Top-down synthesis and enhancing device adaptability of graphene quantum dots.

Quantum dots (QD) are rapidly making their way into several application sectors including optoelectronics, and there is a strong need to focus on non-toxic QDs. In this work, we have synthesized graphene QDs in the size range of 1.4-4.2 nm from inexpensive graphite by oxidative cleavage using a sulphuric and nitric acid mixture. A subsequent hydrogen peroxide oxidation step, investigated using two thermal budgets, has resulted in QDs with excellent photoluminescence (PL) intensity. Prolonged, higher temperature oxidation results in smaller size GQDs. X-ray photoelectron spectroscopy analysis confirmed the role of ·OH radicals in the oxidation process and Raman analysis revealed that the higher thermal budget oxidation results in lower defect density. To overcome the challenges in device adaptability due to the inherent acidity in the QDs, a post-synthesis neutralization process was devised. The neutralized GQDs were formed into a film to be used as the active layer in a photodetector device.
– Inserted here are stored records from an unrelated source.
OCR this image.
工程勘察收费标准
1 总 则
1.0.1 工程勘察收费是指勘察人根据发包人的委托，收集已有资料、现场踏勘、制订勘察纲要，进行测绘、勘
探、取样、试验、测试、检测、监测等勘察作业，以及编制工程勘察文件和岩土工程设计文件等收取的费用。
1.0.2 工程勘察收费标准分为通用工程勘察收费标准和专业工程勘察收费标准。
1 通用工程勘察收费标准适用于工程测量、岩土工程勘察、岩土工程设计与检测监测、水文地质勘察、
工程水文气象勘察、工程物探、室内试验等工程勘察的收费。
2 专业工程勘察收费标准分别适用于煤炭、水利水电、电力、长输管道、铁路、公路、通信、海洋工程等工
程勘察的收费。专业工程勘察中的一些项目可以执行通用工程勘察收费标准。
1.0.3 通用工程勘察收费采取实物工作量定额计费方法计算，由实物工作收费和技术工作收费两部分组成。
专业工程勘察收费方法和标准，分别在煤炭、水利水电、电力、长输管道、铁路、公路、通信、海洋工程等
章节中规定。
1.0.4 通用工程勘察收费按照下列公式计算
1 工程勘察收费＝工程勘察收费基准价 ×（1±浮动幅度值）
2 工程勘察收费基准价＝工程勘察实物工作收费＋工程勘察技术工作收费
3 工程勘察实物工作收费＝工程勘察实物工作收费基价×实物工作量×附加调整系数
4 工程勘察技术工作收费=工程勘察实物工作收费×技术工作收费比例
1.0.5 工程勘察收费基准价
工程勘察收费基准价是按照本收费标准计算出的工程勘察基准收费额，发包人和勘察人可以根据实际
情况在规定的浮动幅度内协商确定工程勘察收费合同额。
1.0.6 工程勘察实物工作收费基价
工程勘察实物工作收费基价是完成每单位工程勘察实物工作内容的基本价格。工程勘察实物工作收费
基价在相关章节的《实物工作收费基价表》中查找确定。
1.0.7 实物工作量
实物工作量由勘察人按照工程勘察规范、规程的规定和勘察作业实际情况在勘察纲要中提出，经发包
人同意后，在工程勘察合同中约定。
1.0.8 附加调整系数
Fluorescence decay analysis showed there is no significant change in lifetime because of the film formation process. The fabricated GQD photodetector device exhibited high photocurrent under ultraviolet illumination with an ON/OFF ratio of 400% at an applied bias of ±1 V. The device performance underlines the high potential for the non-toxic, top-down synthesized GQDs for application in optoelectronic devices.